Clauses ought to be punctuated in exactly the same way as sentences
that they resemble. This is because a clause is almost always a
sentence that has been conjoined with or subordinated to another. So
the comma I use should be there. (Using a comma after "that" would be as clearly wrong as using a comma to begin a sentence.)

The author would have been right to insist on two commas were the sentence
"such that, as you would expect, the ownership passes..." Here the
comma'd-off phrase is entirely parenthetical and the sense of the
sentence remains without it.

Just so that we're clear, here's the sentence without the phrase in question:

"The term joint tenant refers to the ownership of an asset by two or
more people collectively in such a way that the ownership passes automatically to his or her
survivor or survivors."

Not only does this not make any sense, it is no longer even grammatical. "His or her" cannot refer to "two or more people".

So did the author give me masterful reasoning for his version?
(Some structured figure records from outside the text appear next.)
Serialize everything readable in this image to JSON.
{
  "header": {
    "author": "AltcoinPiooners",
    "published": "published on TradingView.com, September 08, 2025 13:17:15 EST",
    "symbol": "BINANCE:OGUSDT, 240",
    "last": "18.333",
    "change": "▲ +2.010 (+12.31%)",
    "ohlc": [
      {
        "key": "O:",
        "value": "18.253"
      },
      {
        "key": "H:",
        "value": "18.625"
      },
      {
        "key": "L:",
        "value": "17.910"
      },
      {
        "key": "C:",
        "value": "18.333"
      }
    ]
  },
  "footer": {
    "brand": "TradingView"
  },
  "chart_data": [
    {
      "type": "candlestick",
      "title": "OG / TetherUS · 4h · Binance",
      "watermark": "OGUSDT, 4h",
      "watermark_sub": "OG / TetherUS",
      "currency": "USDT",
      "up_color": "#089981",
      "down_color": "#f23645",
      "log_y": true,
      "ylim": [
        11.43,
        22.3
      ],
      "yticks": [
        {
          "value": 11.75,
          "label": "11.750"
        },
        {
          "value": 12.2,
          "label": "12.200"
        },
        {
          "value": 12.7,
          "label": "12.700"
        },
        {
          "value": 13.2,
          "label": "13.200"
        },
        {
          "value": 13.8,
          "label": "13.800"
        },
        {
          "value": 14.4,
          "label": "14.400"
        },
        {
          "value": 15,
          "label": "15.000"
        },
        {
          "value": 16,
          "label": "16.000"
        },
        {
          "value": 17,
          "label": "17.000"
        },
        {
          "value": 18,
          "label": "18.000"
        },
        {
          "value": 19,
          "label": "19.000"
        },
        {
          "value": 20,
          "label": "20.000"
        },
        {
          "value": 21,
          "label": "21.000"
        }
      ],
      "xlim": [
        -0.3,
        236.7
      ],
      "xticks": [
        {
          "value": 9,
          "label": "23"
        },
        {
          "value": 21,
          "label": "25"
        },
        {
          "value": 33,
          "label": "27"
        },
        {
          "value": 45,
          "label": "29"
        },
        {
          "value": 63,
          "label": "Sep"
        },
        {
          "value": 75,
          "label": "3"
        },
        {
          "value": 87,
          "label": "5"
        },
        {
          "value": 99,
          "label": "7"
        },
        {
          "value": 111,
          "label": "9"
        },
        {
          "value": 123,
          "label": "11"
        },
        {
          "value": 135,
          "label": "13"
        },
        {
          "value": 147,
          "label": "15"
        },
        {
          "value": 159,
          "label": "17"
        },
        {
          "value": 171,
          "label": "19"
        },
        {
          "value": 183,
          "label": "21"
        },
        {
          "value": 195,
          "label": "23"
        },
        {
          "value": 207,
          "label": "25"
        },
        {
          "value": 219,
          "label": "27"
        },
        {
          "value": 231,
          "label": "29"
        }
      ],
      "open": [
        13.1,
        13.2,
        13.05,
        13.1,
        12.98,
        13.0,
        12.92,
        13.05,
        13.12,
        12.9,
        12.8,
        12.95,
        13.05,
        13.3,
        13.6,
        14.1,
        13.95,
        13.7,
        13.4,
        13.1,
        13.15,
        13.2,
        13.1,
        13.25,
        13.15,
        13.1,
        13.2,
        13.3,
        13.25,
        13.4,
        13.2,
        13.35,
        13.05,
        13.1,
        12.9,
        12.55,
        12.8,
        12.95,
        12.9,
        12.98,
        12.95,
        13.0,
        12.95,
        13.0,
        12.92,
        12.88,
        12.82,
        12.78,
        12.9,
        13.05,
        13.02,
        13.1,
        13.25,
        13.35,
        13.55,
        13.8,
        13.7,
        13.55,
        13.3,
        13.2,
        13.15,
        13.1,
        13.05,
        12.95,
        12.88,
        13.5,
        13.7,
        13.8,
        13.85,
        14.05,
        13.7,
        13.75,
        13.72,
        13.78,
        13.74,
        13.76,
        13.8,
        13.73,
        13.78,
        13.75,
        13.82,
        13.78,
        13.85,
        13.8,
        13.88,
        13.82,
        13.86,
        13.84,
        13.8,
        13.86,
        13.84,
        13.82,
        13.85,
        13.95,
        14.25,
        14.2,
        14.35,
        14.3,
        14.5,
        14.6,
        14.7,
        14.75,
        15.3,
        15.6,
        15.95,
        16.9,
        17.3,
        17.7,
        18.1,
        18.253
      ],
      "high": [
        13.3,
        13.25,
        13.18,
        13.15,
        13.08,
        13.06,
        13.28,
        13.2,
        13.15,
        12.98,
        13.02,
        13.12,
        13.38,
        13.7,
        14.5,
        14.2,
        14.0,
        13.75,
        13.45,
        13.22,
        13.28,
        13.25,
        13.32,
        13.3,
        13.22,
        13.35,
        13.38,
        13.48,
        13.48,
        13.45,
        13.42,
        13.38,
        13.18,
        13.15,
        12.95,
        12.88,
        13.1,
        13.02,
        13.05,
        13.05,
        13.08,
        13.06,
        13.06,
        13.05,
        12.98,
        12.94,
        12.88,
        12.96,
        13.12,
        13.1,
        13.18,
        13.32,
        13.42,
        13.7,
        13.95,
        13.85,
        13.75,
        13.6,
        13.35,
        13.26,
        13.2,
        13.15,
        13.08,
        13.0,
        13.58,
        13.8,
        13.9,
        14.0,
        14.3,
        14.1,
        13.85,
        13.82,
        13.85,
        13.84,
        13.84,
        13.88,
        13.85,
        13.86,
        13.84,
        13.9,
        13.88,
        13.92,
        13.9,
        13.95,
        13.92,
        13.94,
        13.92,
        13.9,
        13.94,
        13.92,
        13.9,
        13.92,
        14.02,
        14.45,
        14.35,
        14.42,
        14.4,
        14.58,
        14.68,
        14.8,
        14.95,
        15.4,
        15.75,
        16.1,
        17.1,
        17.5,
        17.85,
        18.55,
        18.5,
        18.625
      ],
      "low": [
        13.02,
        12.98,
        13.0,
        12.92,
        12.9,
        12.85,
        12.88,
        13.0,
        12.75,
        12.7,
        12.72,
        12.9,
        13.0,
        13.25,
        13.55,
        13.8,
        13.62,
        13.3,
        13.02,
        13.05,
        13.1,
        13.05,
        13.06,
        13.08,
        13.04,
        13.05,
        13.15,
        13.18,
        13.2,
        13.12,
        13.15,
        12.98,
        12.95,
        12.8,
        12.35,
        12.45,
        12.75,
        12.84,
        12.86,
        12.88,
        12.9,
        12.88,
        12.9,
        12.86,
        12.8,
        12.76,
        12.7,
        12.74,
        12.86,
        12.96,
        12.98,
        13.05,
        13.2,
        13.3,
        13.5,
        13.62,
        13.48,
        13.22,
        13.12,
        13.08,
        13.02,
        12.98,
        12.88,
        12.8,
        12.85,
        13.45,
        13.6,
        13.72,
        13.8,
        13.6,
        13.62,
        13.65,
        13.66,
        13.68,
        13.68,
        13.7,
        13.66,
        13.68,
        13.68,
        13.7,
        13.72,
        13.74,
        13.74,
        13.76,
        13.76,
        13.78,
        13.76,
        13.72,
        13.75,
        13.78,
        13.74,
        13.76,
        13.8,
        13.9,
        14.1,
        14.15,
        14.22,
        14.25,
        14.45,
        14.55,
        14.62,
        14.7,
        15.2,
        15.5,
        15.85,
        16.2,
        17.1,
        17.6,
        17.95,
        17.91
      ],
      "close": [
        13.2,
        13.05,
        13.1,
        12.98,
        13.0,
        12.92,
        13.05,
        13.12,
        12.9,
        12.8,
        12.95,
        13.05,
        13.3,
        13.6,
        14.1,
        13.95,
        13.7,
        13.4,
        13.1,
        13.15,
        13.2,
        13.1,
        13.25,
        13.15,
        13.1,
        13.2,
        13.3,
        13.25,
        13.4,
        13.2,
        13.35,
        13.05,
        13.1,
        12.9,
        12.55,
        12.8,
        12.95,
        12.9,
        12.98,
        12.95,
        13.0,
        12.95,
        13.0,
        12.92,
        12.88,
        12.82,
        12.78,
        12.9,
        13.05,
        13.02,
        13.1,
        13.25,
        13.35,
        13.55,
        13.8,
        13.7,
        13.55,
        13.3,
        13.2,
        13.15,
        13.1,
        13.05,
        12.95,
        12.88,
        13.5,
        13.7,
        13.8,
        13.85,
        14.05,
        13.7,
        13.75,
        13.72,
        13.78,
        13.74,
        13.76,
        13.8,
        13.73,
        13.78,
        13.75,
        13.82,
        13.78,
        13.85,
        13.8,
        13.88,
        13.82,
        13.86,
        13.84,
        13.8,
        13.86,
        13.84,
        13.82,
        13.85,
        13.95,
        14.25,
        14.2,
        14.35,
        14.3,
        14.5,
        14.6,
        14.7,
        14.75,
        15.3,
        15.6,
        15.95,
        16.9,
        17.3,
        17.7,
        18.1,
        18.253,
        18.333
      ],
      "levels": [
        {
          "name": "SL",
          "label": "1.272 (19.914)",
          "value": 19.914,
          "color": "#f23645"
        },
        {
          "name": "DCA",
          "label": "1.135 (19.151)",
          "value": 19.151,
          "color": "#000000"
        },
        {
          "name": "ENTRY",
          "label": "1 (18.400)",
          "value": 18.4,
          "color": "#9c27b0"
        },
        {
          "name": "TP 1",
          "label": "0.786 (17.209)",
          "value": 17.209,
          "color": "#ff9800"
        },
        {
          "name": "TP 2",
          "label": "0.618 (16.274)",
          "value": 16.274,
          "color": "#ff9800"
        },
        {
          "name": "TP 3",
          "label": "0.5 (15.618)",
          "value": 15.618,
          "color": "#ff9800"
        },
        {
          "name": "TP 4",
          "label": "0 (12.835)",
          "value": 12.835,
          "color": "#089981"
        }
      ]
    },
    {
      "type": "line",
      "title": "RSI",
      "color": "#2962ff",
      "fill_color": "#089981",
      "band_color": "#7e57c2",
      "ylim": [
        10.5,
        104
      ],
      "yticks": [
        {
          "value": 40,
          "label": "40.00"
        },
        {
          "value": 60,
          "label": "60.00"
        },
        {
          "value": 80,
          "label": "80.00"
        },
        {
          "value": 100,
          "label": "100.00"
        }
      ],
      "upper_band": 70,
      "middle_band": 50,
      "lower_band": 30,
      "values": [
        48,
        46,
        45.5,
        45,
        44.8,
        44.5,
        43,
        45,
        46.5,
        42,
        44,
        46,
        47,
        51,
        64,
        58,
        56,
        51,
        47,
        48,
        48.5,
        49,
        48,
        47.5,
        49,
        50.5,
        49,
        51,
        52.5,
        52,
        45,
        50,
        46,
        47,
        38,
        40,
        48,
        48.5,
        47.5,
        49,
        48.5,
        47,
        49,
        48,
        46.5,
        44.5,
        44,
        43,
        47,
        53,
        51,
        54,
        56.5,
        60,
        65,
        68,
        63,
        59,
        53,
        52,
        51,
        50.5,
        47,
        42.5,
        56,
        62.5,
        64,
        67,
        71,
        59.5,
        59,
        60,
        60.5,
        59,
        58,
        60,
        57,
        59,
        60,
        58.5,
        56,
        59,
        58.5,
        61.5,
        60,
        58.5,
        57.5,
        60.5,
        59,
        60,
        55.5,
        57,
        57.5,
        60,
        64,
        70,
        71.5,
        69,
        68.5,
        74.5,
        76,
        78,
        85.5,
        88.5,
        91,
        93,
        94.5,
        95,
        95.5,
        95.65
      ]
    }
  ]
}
Did he show that I was wrong? No, of course not. He just repeated that he didn't like the comma.

In some cases, how to punctuate a sentence is a matter of taste -- and
taste differs -- but this is not one of those cases in my view. It is entirely wrong to leave out the comma and even more wrong to use two.

In case you were wondering, if I had free rein, the guy would have written "'Joint tenants' own assets collectively. If one dies, ownership passes automatically to his or her survivor or survivors." All the author was doing in using his convoluted, ugly sentence was setting up a contrast with tenants-in-common, who also own assets collectively but do not pass on ownership in the same way.